Tobias Reinecke: Schneemassen und Hagel sind nicht so das Thema, weil Windräder keine große oder empfindliche Fläche besitzen, auf denen Schneemassen liegen bleiben oder die durch Hagel beschädigt werden könnten. Hier ist die wichtigste Maßnahme, dass die Windenergieanlagen unabhängig von Extremwetterlagen und externer Stromversorgung immer ihre Blätter aus dem Wind fahren können. Jede Anlage besitzt dafür Akkus, um ihre eigene Notversorgung zu gewährleisten.

Windräder bei Sturmböen unter der Abschaltgrenze am stärksten gefährdet

Lässt sich die Gefahr eines Sturmschadens an der Windkraftanlage abschätzen? Wo liegen die größten Risiken?

Tobias Reinecke: Sturmschäden an Anlagen passieren tatsächlich relativ häufig. Wenn die Anlage aufgrund eines Sturms abgeschaltet wird, sind Sturmschäden unwahrscheinlich. Wenn sie jedoch unterhalb der Abschaltgeschwindigkeit unter Volllast läuft, ist die Belastung für die Anlagentechnik auch am höchsten. Dann kann es bei Starkwindlagen häufiger zu internen Schäden an der Anlagentechnik kommen, die jedoch meist schnell von unseren Servicepartnern behoben werden können.

Was bedeutet es für die regionale Stromversorgung, wenn ein ganzer Windpark wegen eines starken Sturms stillgelegt wird?

Tobias Reinecke: Das ist tatsächlich in diesem Moment relativ unkritisch, weil regional der Wind nicht überall gleich stark sein wird. Bei Windparks gleicht sich das gut aus. Beispielsweise werden an der Küste die Windanlagen zuerst abgeschaltet, weil dort der Wind am stärksten ist, während die Anlagen im Hinterland weiterlaufen und damit weiter zuverlässig Strom erzeugen können. Generell wird bei Starkwind in den Anlagen eher zu viel Strom produziert, so dass die Herausforderung im „Abtransport“, der Verteilung der anfallenden Strommengen besteht.

Was kann getan werden, um besser auf Windstürme wie jene der vergangenen Monate vorbereitet zu sein?

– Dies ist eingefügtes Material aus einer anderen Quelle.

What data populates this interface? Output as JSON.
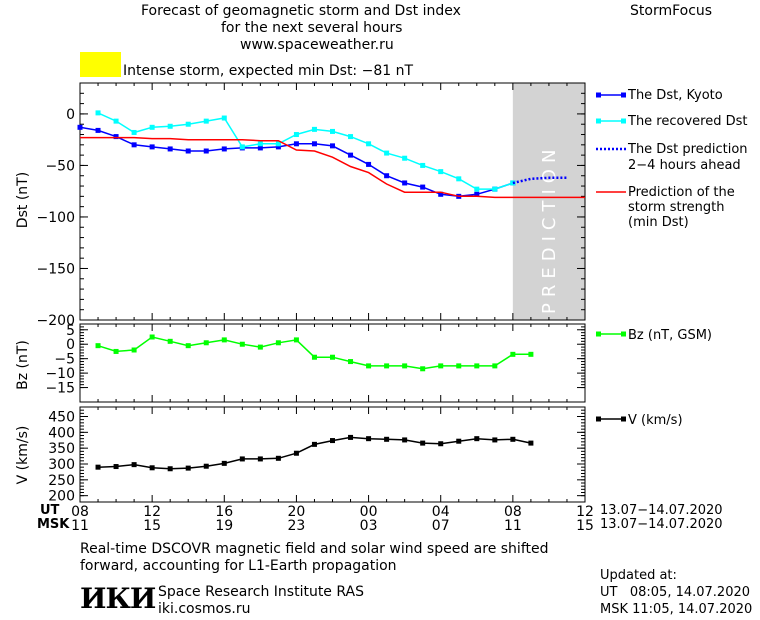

Tobias Reinecke: Die tatsächliche Instandsetzung unserer Windanlagen wird durch spezialisierte Serviceunternehmen durchgeführt. Die haben richtig viel zu tun, wenn es Starkwindphasen gibt. Gerade in akuten Situationen sind unsere Servicepartner:innen sehr gut aufgestellt und können bei Starkwindereignissen sehr zuverlässig reagieren.